Recovering value looks at the behaviour of investors and whether they are brave enough to buy other people’s anxiety. People get upset and over excited and if there’s a lot of bad news over a short period of time, they get very upset. Covid was a perfect example in terms of the angst and chaos it caused and provided the conditions for a lot of deep trauma in markets and stocks around the world. People extrapolated short-term trauma, which resulted in the collapse of share prices, especially in companies where the trauma was felt more deeply, e.g. travel, leisure, etc. As investors, we need to assess whether the trauma is long-term or not and what it means for the companies concerned. However, in the depths of a traumatic event, it’s very difficult to see a way out of it and for investors to gauge where the balance of risk and reward is. Ardevora is attracted to companies that have seen significant trauma in terms of their share price collapsing and other people’s anxiety. They will then see if that company is still a good business and whether management realise that they are in a difficult situation and need to do something to get out of it. The trauma of the last year has provided a smokescreen for a lot of companies to solve the problems they have and to blame it on the environment and not their own incompetence.
How Ardevora avoids bias
To survive as a fund manager and do a good job, you need to accept your own limitations.
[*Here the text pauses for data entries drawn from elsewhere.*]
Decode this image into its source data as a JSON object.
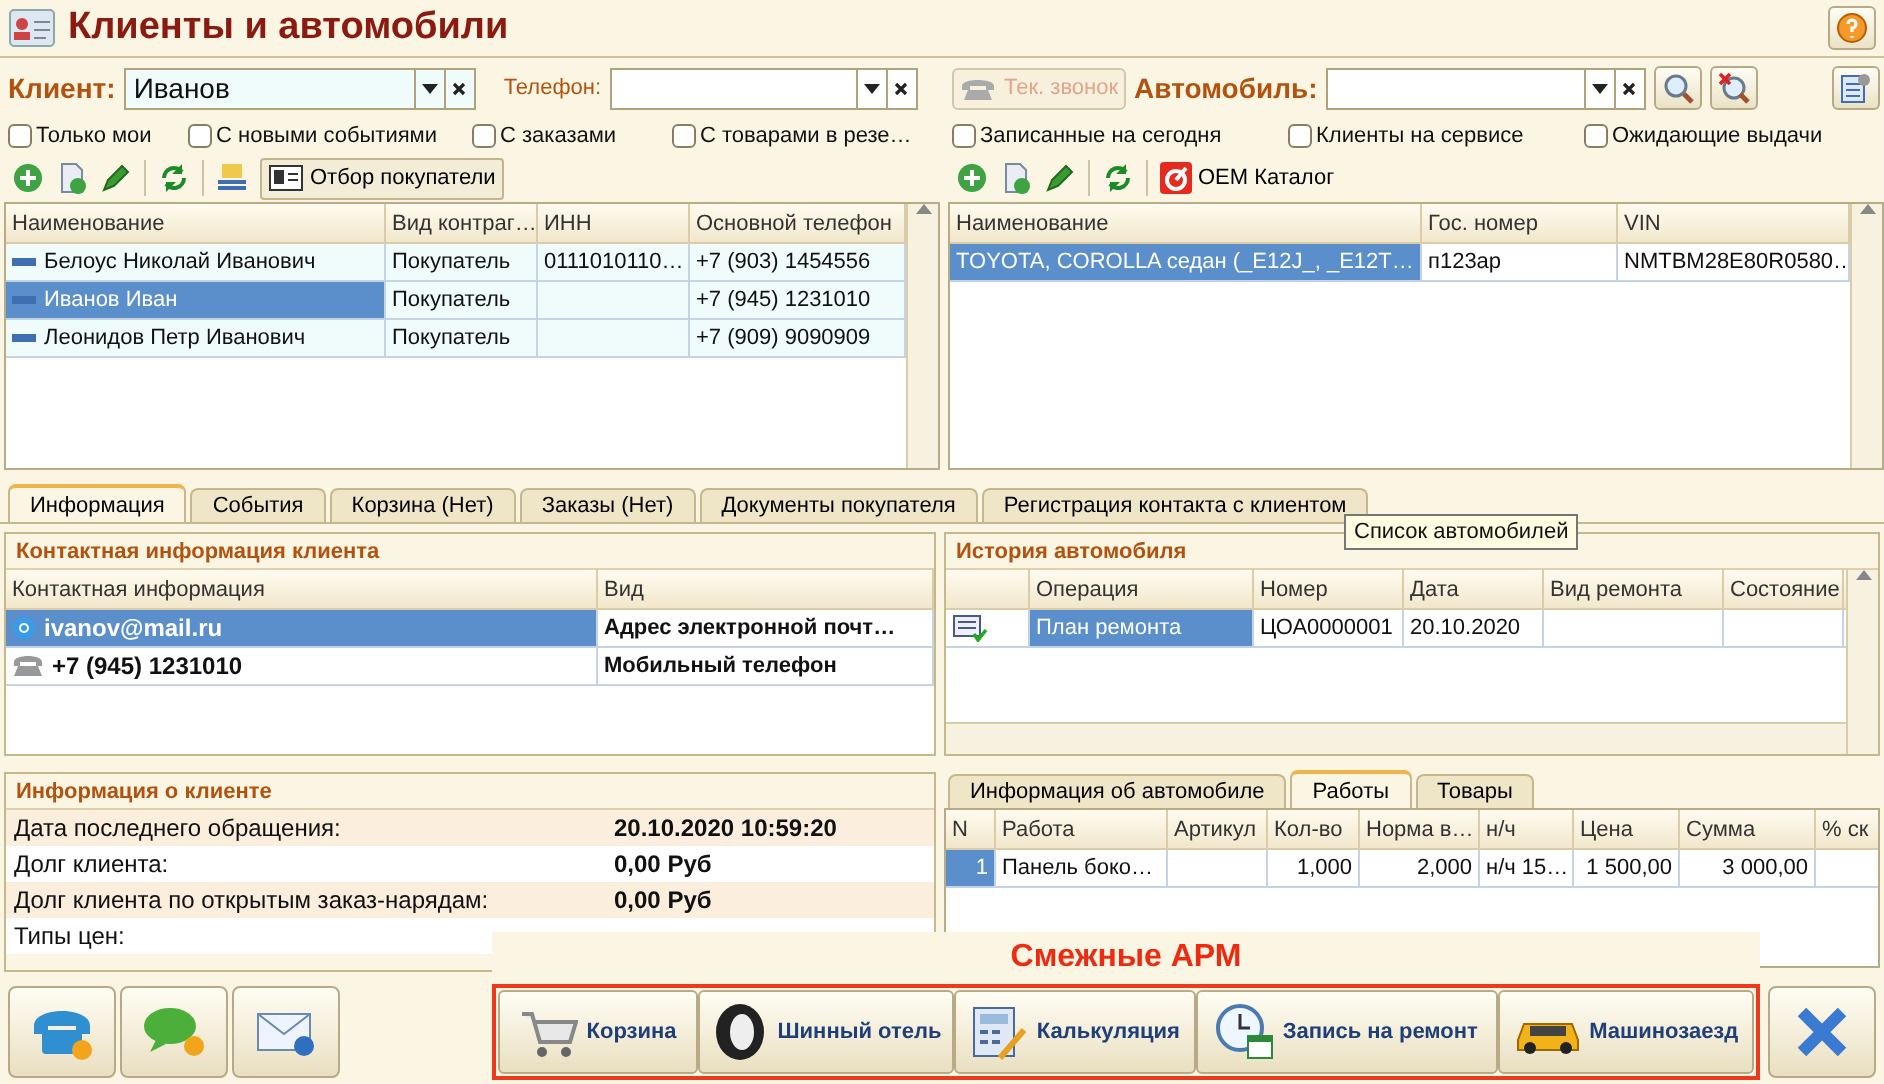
{
  "window": {
    "title": "Клиенты и автомобили"
  },
  "client_filter": {
    "label": "Клиент:",
    "value": "Иванов"
  },
  "phone_filter": {
    "label": "Телефон:"
  },
  "call_button": {
    "label": "Тек. звонок",
    "disabled": true
  },
  "car_filter": {
    "label": "Автомобиль:"
  },
  "client_options": [
    {
      "label": "Только мои",
      "checked": false
    },
    {
      "label": "С новыми событиями",
      "checked": false
    },
    {
      "label": "С заказами",
      "checked": false
    },
    {
      "label": "С товарами в резе…",
      "checked": false
    }
  ],
  "car_options": [
    {
      "label": "Записанные на сегодня",
      "checked": false
    },
    {
      "label": "Клиенты на сервисе",
      "checked": false
    },
    {
      "label": "Ожидающие выдачи",
      "checked": false
    }
  ],
  "client_toolbar": {
    "filter_button": "Отбор покупатели"
  },
  "car_toolbar": {
    "catalog_button": "OEM Каталог"
  },
  "clients_table": {
    "columns": [
      "Наименование",
      "Вид контраг…",
      "ИНН",
      "Основной телефон"
    ],
    "rows": [
      {
        "name": "Белоус Николай Иванович",
        "type": "Покупатель",
        "inn": "0111010110…",
        "phone": "+7 (903) 1454556",
        "selected": false
      },
      {
        "name": "Иванов Иван",
        "type": "Покупатель",
        "phone": "+7 (945) 1231010",
        "selected": true
      },
      {
        "name": "Леонидов Петр Иванович",
        "type": "Покупатель",
        "phone": "+7 (909) 9090909",
        "selected": false
      }
    ]
  },
  "cars_table": {
    "columns": [
      "Наименование",
      "Гос. номер",
      "VIN"
    ],
    "rows": [
      {
        "name": "TOYOTA, COROLLA седан (_E12J_, _E12T…",
        "plate": "п123ар",
        "vin": "NMTBM28E80R0580…",
        "selected": true
      }
    ]
  },
  "tabs": [
    {
      "label": "Информация",
      "selected": true
    },
    {
      "label": "События",
      "selected": false
    },
    {
      "label": "Корзина (Нет)",
      "selected": false
    },
    {
      "label": "Заказы (Нет)",
      "selected": false
    },
    {
      "label": "Документы покупателя",
      "selected": false
    },
    {
      "label": "Регистрация контакта с клиентом",
      "selected": false
    }
  ],
  "tooltip": "Список автомобилей",
  "contacts": {
    "title": "Контактная информация клиента",
    "columns": [
      "Контактная информация",
      "Вид"
    ],
    "rows": [
      {
        "kind": "email",
        "value": "ivanov@mail.ru",
        "type": "Адрес электронной почт…",
        "selected": true
      },
      {
        "kind": "phone",
        "value": "+7 (945) 1231010",
        "type": "Мобильный телефон",
        "selected": false
      }
    ]
  },
  "client_info": {
    "title": "Информация о клиенте",
    "rows": [
      {
        "label": "Дата последнего обращения:",
        "value": "20.10.2020 10:59:20"
      },
      {
        "label": "Долг клиента:",
        "value": "0,00 Руб"
      },
      {
        "label": "Долг клиента по открытым заказ-нарядам:",
        "value": "0,00 Руб"
      },
      {
        "label": "Типы цен:"
      }
    ]
  },
  "car_history": {
    "title": "История автомобиля",
    "columns": [
      "Операция",
      "Номер",
      "Дата",
      "Вид ремонта",
      "Состояние"
    ],
    "rows": [
      {
        "operation": "План ремонта",
        "number": "ЦОА0000001",
        "date": "20.10.2020",
        "selected": true
      }
    ]
  },
  "car_tabs": [
    {
      "label": "Информация об автомобиле",
      "selected": false
    },
    {
      "label": "Работы",
      "selected": true
    },
    {
      "label": "Товары",
      "selected": false
    }
  ],
  "works_table": {
    "columns": [
      "N",
      "Работа",
      "Артикул",
      "Кол-во",
      "Норма в…",
      "н/ч",
      "Цена",
      "Сумма",
      "% ск"
    ],
    "rows": [
      {
        "n": "1",
        "work": "Панель боко…",
        "qty": "1,000",
        "norm": "2,000",
        "unit": "н/ч 15…",
        "price": "1 500,00",
        "sum": "3 000,00",
        "selected": true
      }
    ]
  },
  "related_apps": {
    "title": "Смежные АРМ",
    "buttons": [
      {
        "label": "Корзина",
        "kind": "cart"
      },
      {
        "label": "Шинный отель",
        "kind": "tire"
      },
      {
        "label": "Калькуляция",
        "kind": "calculator"
      },
      {
        "label": "Запись на ремонт",
        "kind": "clock"
      },
      {
        "label": "Машинозаезд",
        "kind": "car"
      }
    ]
  },
  "bottom_buttons": [
    {
      "kind": "phone"
    },
    {
      "kind": "sms"
    },
    {
      "kind": "email"
    }
  ]
}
They have a process that tries to exploit the behaviour of other people and tries to understand why smart people make bad decision under certain circumstances. Their framework tries to minimise the damage caused if they do make mistakes. They look at risk before reward, an important part of controlling the overall risk within a portfolio. They do not take macro positions around geographical regions and try to make sure there are no macro calls within the portfolio. They are very focused on stocks and have a lot of stocks. One of the ways to limit the damage when they get things wrong is to have a small stock position. Smaller weightings in a portfolio means that when you make a mistake it is emotionally easier to deal with. They have a rigorous quarterly cycle. If a company does not still fit its original investment case, they will sell it. They have a stock loss in place, which tells them when a stock starts underperforming by more than a certain amount relative to the local equity index, at which point they will sell it. They typically have about 200 positions in the portfolio, which are all equally weighted.